The Supreme Court of Oklahoma tossed a $19 million attorneys’ fee award, along with a $400,000 incentive payment to named class representatives, in a case alleging that Continental Resources Inc. underpaid oil and gas royalties due to Oklahoma mineral owners.
Oklahoma’s fee statute provides judges with discretion in calculating fee awards based on percentage of the common fund, the court ruled. It overruled an appeals court ruling requiring use of the lodestar method, which is calculated based on the number of hours reasonably worked at a reasonable hourly rate.
But the district court abused its discretion in approving the “excessive” sums here, totaling more than 300% of the actual hours worked at a $2,500 hourly rate, the court said in the yet-to-be-published Tuesday ruling.
Had the lower court calculated fees under the lodestar method without any enhancement, the fees would have been $6.3 million, according to the ruling.
The underlying settlement had an estimated value in excess of $100 million, comprising a $57.3 million cash payment for two different sets of claims—one worth $49.8 million, and the other worth $7.5 million—plus an agreement by the oil and gas exploration and production company not to deduct an estimated $50 million in gathering and transportation charges from future royalties due.
The challenged award was based only on the $49.8 million fund. Class counsel was separately awarded $3 million in attorneys’ fees for the $7.5 million agreement, which was reached later.
The contingency agreement between plaintiffs and class counsel provided for a 40% award.
The court also addressed incentive awards for the first time, although they’re routinely granted in Oklahoma. It held that “incentive awards are justified as payment for reasonable services rendered by class representatives on behalf of the class that were helpful to the litigation.”
But the awards can’t be arbitrary and must be based on evidence in the record, the court said.

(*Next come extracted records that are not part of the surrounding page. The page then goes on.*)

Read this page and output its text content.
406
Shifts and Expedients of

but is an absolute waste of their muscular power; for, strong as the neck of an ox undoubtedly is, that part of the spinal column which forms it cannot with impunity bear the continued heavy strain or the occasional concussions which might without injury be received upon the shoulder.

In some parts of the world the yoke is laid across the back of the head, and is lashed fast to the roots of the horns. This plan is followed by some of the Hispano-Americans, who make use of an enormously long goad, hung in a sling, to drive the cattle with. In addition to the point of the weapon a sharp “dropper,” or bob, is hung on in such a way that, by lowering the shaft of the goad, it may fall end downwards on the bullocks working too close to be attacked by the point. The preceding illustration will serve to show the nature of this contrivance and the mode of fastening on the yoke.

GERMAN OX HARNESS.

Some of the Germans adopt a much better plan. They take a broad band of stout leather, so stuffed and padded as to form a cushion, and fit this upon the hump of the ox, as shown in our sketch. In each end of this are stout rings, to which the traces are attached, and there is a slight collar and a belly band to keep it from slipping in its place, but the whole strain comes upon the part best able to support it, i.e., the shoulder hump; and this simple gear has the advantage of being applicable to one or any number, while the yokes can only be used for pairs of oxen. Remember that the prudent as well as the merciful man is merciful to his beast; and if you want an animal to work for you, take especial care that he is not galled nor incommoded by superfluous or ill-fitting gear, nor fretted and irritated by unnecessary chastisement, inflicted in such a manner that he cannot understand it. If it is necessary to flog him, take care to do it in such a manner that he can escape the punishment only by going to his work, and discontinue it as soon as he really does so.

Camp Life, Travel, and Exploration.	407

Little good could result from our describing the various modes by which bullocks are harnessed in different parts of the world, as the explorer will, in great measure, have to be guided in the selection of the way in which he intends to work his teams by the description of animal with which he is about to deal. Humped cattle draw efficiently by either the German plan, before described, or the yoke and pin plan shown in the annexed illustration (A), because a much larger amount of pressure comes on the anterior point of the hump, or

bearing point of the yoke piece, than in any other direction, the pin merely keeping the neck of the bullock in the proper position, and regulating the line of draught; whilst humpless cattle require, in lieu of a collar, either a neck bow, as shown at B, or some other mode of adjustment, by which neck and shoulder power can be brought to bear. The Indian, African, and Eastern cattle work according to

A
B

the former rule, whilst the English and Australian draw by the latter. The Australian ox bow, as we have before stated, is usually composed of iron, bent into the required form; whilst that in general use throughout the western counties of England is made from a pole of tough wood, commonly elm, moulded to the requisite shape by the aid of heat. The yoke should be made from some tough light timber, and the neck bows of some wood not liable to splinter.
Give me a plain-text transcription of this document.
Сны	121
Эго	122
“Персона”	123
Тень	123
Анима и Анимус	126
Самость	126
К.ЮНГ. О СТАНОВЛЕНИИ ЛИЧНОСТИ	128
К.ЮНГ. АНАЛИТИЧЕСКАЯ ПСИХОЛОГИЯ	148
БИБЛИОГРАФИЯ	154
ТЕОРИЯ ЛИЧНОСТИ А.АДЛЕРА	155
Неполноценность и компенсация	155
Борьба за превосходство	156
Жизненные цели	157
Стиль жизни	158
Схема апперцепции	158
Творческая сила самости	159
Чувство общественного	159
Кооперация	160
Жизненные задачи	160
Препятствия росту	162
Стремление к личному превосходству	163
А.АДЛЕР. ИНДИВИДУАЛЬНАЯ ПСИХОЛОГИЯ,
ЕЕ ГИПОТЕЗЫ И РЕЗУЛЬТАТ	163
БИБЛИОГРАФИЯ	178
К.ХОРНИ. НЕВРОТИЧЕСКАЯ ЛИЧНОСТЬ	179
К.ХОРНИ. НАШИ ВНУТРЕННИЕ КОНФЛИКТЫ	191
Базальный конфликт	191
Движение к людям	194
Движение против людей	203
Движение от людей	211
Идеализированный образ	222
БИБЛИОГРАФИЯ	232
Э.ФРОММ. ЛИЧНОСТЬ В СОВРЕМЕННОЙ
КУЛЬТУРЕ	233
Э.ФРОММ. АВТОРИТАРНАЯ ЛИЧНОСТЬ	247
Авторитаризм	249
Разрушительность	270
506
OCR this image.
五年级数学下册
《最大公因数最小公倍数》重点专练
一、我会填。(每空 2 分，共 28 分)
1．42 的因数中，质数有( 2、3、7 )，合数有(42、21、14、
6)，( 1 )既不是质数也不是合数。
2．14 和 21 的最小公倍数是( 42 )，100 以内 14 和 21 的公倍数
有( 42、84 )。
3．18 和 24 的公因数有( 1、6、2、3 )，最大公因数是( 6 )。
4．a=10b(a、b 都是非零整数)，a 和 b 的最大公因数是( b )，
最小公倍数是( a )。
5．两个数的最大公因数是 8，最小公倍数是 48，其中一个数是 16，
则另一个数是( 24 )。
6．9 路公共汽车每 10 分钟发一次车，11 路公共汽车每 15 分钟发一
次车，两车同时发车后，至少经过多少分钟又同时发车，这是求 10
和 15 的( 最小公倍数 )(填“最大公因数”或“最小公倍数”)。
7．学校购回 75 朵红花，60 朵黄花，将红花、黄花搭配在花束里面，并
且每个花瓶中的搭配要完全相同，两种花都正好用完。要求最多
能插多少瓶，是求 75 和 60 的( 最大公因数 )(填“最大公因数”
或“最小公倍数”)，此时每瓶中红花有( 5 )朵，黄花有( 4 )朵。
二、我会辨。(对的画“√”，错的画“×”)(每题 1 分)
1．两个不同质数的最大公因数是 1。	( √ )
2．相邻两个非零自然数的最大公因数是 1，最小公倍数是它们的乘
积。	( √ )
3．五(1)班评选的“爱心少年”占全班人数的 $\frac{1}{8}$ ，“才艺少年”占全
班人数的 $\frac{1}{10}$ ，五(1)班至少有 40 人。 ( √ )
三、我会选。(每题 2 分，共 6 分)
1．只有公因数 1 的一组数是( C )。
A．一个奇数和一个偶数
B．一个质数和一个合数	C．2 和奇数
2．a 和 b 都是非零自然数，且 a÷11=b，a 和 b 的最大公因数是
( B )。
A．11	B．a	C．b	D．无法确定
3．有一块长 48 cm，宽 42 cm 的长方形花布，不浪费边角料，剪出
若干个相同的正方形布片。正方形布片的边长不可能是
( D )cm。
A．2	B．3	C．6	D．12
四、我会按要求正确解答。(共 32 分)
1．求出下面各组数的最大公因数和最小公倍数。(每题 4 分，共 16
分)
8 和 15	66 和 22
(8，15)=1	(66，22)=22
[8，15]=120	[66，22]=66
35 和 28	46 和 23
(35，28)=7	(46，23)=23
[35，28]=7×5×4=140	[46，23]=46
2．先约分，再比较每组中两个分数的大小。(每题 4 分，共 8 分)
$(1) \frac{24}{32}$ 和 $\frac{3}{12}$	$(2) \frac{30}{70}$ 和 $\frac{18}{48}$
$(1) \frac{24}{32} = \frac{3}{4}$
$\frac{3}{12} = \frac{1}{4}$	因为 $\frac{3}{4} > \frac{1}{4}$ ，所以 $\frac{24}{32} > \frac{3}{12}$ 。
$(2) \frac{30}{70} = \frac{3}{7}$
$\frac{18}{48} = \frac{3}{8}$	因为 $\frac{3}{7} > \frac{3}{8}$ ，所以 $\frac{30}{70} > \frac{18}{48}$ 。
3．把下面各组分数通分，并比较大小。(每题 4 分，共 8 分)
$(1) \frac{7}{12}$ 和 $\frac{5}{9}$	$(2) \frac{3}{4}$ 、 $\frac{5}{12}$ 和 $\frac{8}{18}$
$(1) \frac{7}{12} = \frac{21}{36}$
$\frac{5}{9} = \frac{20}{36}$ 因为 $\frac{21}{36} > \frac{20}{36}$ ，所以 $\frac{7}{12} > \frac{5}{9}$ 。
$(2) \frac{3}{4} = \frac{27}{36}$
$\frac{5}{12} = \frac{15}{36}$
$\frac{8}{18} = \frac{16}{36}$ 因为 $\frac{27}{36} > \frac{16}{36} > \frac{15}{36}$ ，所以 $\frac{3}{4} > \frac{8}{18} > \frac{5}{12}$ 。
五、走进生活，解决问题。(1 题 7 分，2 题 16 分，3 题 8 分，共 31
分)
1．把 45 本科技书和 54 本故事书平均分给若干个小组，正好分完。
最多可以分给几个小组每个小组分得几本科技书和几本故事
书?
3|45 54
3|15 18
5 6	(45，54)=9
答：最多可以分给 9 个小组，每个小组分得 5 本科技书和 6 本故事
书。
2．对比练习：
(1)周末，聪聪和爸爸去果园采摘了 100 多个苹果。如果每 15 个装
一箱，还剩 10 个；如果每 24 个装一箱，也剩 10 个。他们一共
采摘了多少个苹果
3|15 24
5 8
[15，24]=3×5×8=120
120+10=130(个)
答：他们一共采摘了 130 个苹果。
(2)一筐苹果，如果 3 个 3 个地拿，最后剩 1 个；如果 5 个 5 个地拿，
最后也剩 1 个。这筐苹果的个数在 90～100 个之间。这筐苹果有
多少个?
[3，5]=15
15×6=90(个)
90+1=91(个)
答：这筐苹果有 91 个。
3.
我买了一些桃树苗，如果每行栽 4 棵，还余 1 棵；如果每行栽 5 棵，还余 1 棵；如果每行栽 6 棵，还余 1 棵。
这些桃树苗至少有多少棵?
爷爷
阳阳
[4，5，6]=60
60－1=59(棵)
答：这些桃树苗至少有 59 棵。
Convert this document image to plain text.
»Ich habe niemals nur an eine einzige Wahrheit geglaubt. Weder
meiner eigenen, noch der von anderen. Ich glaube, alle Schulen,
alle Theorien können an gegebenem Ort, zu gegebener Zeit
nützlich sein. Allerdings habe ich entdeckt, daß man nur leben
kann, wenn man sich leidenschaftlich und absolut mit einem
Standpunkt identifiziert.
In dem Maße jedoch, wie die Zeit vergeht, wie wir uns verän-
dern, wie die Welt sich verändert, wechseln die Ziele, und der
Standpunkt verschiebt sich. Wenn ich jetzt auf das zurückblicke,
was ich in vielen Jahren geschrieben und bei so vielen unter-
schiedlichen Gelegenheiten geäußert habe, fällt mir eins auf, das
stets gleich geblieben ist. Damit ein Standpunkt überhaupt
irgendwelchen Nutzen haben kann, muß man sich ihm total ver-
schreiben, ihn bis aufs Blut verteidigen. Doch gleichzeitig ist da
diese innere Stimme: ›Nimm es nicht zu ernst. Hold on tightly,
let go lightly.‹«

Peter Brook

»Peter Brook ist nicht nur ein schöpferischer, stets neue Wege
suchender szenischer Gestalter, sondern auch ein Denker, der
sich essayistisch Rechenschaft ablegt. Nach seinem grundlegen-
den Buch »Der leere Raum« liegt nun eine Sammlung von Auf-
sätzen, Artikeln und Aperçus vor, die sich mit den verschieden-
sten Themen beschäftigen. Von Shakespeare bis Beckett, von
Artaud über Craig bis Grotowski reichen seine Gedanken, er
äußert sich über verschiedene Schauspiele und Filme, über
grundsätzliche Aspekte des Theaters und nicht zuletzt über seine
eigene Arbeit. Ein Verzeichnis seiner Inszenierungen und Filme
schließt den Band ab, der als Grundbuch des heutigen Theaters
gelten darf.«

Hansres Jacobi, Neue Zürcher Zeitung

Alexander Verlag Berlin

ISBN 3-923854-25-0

Here, the district court awarded $100,000 to each of the four plaintiff trusts, or $200,000 to each class representative, without any explanation. Awarding the trusts, as opposed to the class representatives “implies the award was not based on the actual work performed,” the court said.
Justice James R. Winchester authored the opinion, joined by justices M. John Kane IV, Richard Darby, Yvonne Kauger, James E. Edmondson, Noma Gurich, Dustin P Rowe, and Douglas L. Combs, who wrote a separate concurrence, to state that he believes a $12.5 million award—equal to 25% of the common fund—would be reasonable.
Burns & Stowers PC and Park, Nelson, Caywood & Jones LLP represented class representatives, who sought certiorari of the Court of Civil Appeals ruling.
Objector Daniel McClure was represented by Crowe & Dunlevy.
The case is Strack v. Cont’l Res., Okla., No. 117276, 4/20/21.